Off road, JLR claims better breakover and departure angles than its compact SUV rivals, and with the latest version of Terrain Response the car shouldn't be out of its depth at the pony club, at least. Is it ready for the Darien Gap? Well, as nobody's likely to try and find out, only the purists may care.

Frankly, we're kidding ourselves by thinking about the driving experience too much at all, even if it turns out to be really rather good. Because in the metal the Evoque simply drips with showroom appeal, not least thanks to what Gerry McGovern called "a little bit of intransigence on my part" when it came to transferring the LRX from concept to production reality.


"The 5-Door Range Rover Evoque has the same strong emotional appeal as the coupé, while offering the superior versatility of a family vehicle," he says. "The key lines remain intact - the dramatic rising beltline, muscular shoulder running the length of the car, and the distinctive taper to the floating roofline - but with a slightly higher rear roof." (The overall length and width are identical for both models.)


Inside, the 5-door has 30mm more headroom than the coupé model, and rear seat passengers benefit from over 50mm more shoulder room. There's a full-sized glass panoramic roof, and obvious stuff like 60/40 folding seat squabs with ISOFIX child seat mounts. When required, luggage capacity can be expanded to a substantial 1445 litres, JLR says.

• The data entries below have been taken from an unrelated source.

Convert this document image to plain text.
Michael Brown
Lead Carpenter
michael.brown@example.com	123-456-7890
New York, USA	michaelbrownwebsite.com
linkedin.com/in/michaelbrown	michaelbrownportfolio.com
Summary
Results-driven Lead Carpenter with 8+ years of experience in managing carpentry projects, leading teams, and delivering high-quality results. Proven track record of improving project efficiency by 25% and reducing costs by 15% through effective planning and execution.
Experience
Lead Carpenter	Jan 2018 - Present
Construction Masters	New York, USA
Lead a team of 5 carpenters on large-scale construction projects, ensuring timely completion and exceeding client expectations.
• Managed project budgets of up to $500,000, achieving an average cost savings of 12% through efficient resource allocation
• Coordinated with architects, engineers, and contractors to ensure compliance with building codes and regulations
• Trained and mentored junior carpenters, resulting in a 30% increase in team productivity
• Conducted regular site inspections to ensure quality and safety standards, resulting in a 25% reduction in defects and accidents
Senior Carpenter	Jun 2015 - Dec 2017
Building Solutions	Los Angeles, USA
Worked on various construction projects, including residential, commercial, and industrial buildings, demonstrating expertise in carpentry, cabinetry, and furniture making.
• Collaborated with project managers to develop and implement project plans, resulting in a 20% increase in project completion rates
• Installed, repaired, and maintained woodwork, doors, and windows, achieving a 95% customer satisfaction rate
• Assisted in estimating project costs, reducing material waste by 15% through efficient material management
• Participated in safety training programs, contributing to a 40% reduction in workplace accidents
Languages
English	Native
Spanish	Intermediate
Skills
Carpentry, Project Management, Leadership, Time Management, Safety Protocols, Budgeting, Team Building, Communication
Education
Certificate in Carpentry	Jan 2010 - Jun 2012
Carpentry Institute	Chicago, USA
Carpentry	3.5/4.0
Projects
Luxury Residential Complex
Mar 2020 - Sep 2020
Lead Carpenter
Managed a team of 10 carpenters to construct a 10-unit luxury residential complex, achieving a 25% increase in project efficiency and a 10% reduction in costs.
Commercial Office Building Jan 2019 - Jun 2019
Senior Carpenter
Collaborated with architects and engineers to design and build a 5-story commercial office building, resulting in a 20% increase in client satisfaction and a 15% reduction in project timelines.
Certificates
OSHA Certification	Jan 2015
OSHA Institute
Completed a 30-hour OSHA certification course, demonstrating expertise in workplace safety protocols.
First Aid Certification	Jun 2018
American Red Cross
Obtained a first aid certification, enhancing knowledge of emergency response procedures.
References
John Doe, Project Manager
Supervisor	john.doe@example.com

Like the coupé model, the 5-Door Evoque benefits from the same premium gizmos as the larger Range Rovers, including dual-view technology, so that driver and passenger can look at different stuff on the dashboard. Other features on the options list include Park Assist for automated parallel parking, Blind Spot Monitoring system, Surround Camera System with five digital cameras, including a reversing system, Dual-zone automatic climate control, Hard drive navigation system and... well, you get the picture. Let's just say you'll likely be able to spend well over the indicated £30k start price.

It's nice though. And when you hear that cars like the VW Scirocco were included on the JLR team's benchmarking list, it serves only to illustrate the Evoque's breadth of appeal. The littlest Range Rover really does look like the start of something big.